Most of my stories have multiple origins that slowly combine over time. The first spark of “Endosymbiont” came from an article in Science about Carsonella ruddii that revealed its amazingly short genome and examined its implications on horizontal gene transfer and the evolution of organelles. In particular, I was fascinated by how in the serial endycytosis theory of prokaryotic evolution, the progenitors of mitochondria and chloroplasts would have had had to sacrifice their independence to become endosymbionts. I saw this as kind of the opposite of placental motherhood in which a mother has to sacrifice to give her child independence. Underneath it all was a question about whether there was a cellular basis to our conception of mother and daughter. I put on my sci-fi thinking cap and began to wonder if perhaps there might in the future evolve a new kind of creature, perhaps involving artificial intelligence, that would provide a new mode of motherhood.

But it wasn’t until my first semester in medical school, when I began to meet patients on the ward and in the classroom, that the story matured. My biochemistry professor, an oncologist, presented a fascinating case in which a middle aged patient, through doctor error, had been given a massive overdose of cisplatin—an exceedingly toxic chemotherapeutic agent that uses platinum ions to poison cells. The result had put the patient into a coma, destroyed her kidneys and done massive damage to her liver. When she woke from the coma, the patient found herself in agony, blind, deaf, and without a sense of taste or smell. Through the Herculean efforts of the professor, the platinum was removed from the patient’s body. Slowly her vision returned, and her hearing recovered enough to be functional with hearing aids. She had to suffer through dialysis for three years before she received a kidney transplant.

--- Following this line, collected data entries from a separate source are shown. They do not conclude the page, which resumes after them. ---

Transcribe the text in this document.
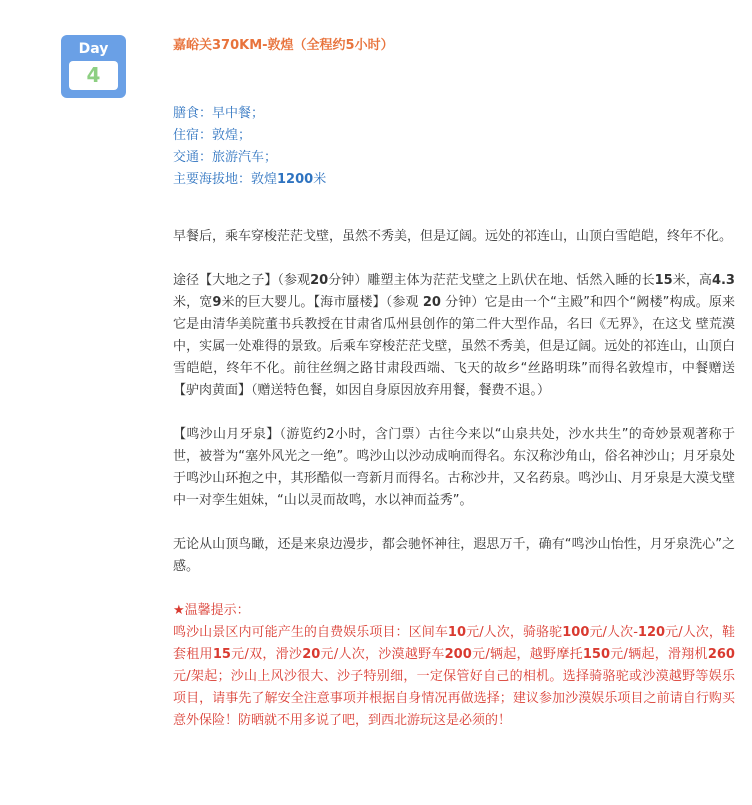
Day
4

嘉峪关370KM-敦煌（全程约5小时）

膳食：早中餐；
住宿：敦煌；
交通：旅游汽车；
主要海拔地：敦煌1200米

早餐后，乘车穿梭茫茫戈壁，虽然不秀美，但是辽阔。远处的祁连山，山顶白雪皑皑，终年不化。

途径【大地之子】（参观20分钟）雕塑主体为茫茫戈壁之上趴伏在地、恬然入睡的长15米，高4.3米，宽9米的巨大婴儿。【海市蜃楼】（参观 20 分钟）它是由一个“主殿”和四个“阙楼”构成。原来它是由清华美院董书兵教授在甘肃省瓜州县创作的第二件大型作品，名曰《无界》，在这戈 壁荒漠中，实属一处难得的景致。后乘车穿梭茫茫戈壁，虽然不秀美，但是辽阔。远处的祁连山，山顶白雪皑皑，终年不化。前往丝绸之路甘肃段西端、飞天的故乡“丝路明珠”而得名敦煌市，中餐赠送【驴肉黄面】（赠送特色餐，如因自身原因放弃用餐，餐费不退。）

【鸣沙山月牙泉】（游览约2小时，含门票）古往今来以“山泉共处，沙水共生”的奇妙景观著称于世，被誉为“塞外风光之一绝”。鸣沙山以沙动成响而得名。东汉称沙角山，俗名神沙山；月牙泉处于鸣沙山环抱之中，其形酷似一弯新月而得名。古称沙井，又名药泉。鸣沙山、月牙泉是大漠戈壁中一对孪生姐妹，“山以灵而故鸣，水以神而益秀”。

无论从山顶鸟瞰，还是来泉边漫步，都会驰怀神往，遐思万千，确有“鸣沙山怡性，月牙泉洗心”之感。

★温馨提示：
鸣沙山景区内可能产生的自费娱乐项目：区间车10元/人次，骑骆驼100元/人次-120元/人次，鞋套租用15元/双，滑沙20元/人次，沙漠越野车200元/辆起，越野摩托150元/辆起，滑翔机260元/架起；沙山上风沙很大、沙子特别细，一定保管好自己的相机。选择骑骆驼或沙漠越野等娱乐项目，请事先了解安全注意事项并根据自身情况再做选择；建议参加沙漠娱乐项目之前请自行购买意外保险！防晒就不用多说了吧，到西北游玩这是必须的！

But the truly, absolutely shocking thing about this seventy year old woman was her character. When interviewed in front of the class, she alternated between joking with the doctors and scolding them for their “newfangled” manners. When the medical students got to ask questions she only called on the “handsome boys” and reminded us all that she was single again. I’ve rarely laughed so hard and never laughed so hard in a biochemistry class. Here was a woman who had suffered more pain—and pain unlike anything I could even imagine—and yet was not in the least bit bitter. When I asked her how she avoided bitterness and how she could stand to be presented to a whole class of medical students when doctors had failed her so profoundly, she grew serious and said something like “It’s a struggle. There were some very long and agonizing and lonely nights. And when you face the dark times and think about what had been done to you…well, you have to choose to face it and then refuse it."

Somehow this patient’s irrepressible character and her struggle to avoid bitterness meshed with my previous thinking about prokaryotic evolution and motherhood.